Company Materials” means the Software and related Specifications, Documentation and Company Systems and any and all other information, data, documents, materials, works and other content, devices, methods, processes, hardware, software and other technologies and inventions, including any deliverables, technical or functional descriptions, requirements, plans or reports, that are provided or used by the Company or any Subcontractor in connection with the Software or otherwise comprise or relate to the Software or Company Systems.

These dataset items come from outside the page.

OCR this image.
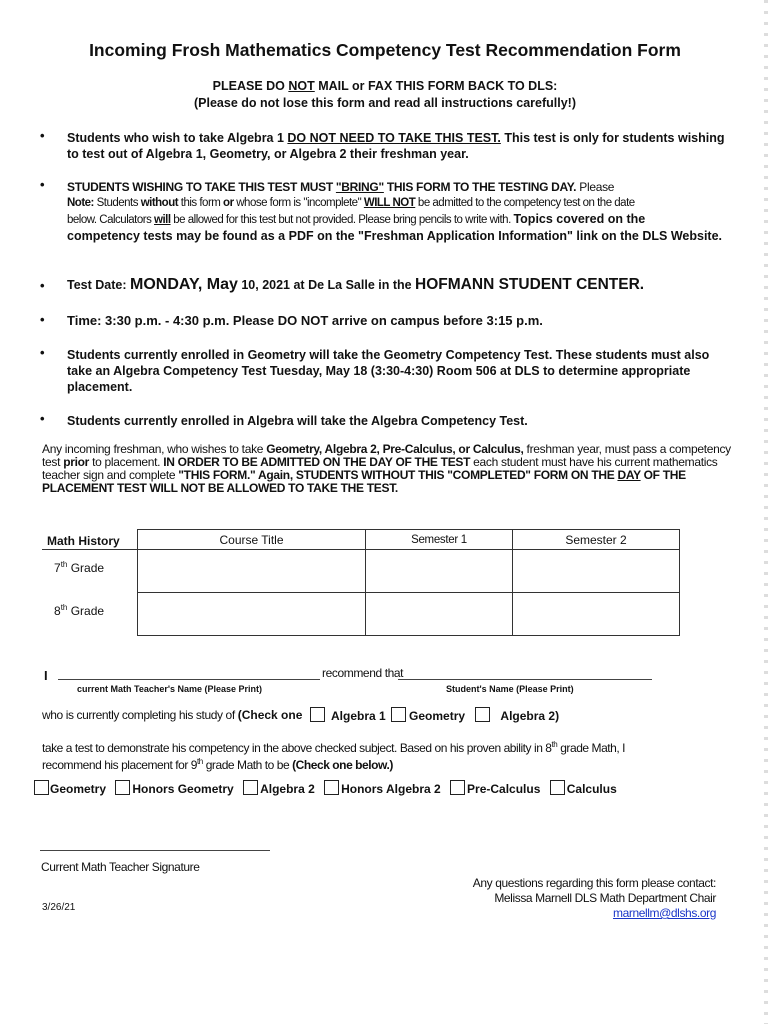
Incoming Frosh Mathematics Competency Test Recommendation Form
PLEASE DO NOT MAIL or FAX THIS FORM BACK TO DLS:
(Please do not lose this form and read all instructions carefully!)
• Students who wish to take Algebra 1 DO NOT NEED TO TAKE THIS TEST. This test is only for students wishing to test out of Algebra 1, Geometry, or Algebra 2 their freshman year.
• STUDENTS WISHING TO TAKE THIS TEST MUST "BRING" THIS FORM TO THE TESTING DAY. Please
Note: Students without this form or whose form is "incomplete" WILL NOT be admitted to the competency test on the date
below. Calculators will be allowed for this test but not provided. Please bring pencils to write with. Topics covered on the
competency tests may be found as a PDF on the "Freshman Application Information" link on the DLS Website.
• Test Date: MONDAY, May 10, 2021 at De La Salle in the HOFMANN STUDENT CENTER.
• Time: 3:30 p.m. - 4:30 p.m. Please DO NOT arrive on campus before 3:15 p.m.
• Students currently enrolled in Geometry will take the Geometry Competency Test. These students must also take an Algebra Competency Test Tuesday, May 18 (3:30-4:30) Room 506 at DLS to determine appropriate placement.
• Students currently enrolled in Algebra will take the Algebra Competency Test.
Any incoming freshman, who wishes to take Geometry, Algebra 2, Pre-Calculus, or Calculus, freshman year, must pass a competency test prior to placement. IN ORDER TO BE ADMITTED ON THE DAY OF THE TEST each student must have his current mathematics teacher sign and complete "THIS FORM." Again, STUDENTS WITHOUT THIS "COMPLETED" FORM ON THE DAY OF THE PLACEMENT TEST WILL NOT BE ALLOWED TO TAKE THE TEST.
Math History	Course Title	Semester 1	Semester 2
7th Grade			
8th Grade			
I	recommend that
current Math Teacher's Name (Please Print)	Student's Name (Please Print)
who is currently completing his study of (Check one	Algebra 1 Geometry	Algebra 2)
take a test to demonstrate his competency in the above checked subject. Based on his proven ability in 8th grade Math, I
recommend his placement for 9th grade Math to be (Check one below.)
Geometry Honors Geometry Algebra 2 Honors Algebra 2 Pre-Calculus Calculus
Current Math Teacher Signature
3/26/21
Any questions regarding this form please contact:
Melissa Marnell DLS Math Department Chair
marnellm@dlshs.org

For the avoidance of doubt, Company Materials include Resultant Data and any information, data or other content derived from the Company’s monitoring of the Authorized User’s access to or use of the Software, but does not include Customer Data.
“Resultant Data” means information, data, and other content that is derived by or through the Software from Processing Customer Data that has all Personnel Information removed from the data and is sufficiently different
from such Customer Data that such Customer cannot be identified from the inspection, analysis or further Processing of such information, data or content.
The defense and indemnification obligations under this Section 15.2 are expressly limited in the amount of monetary liability that Company will provide and/or incur for both its defense and indemnification obligations (in aggregate) by the amount set forth in the Cap on Monetary Liability provision in Section 5.3 of the General Terms and Conditions of the Services Agreement.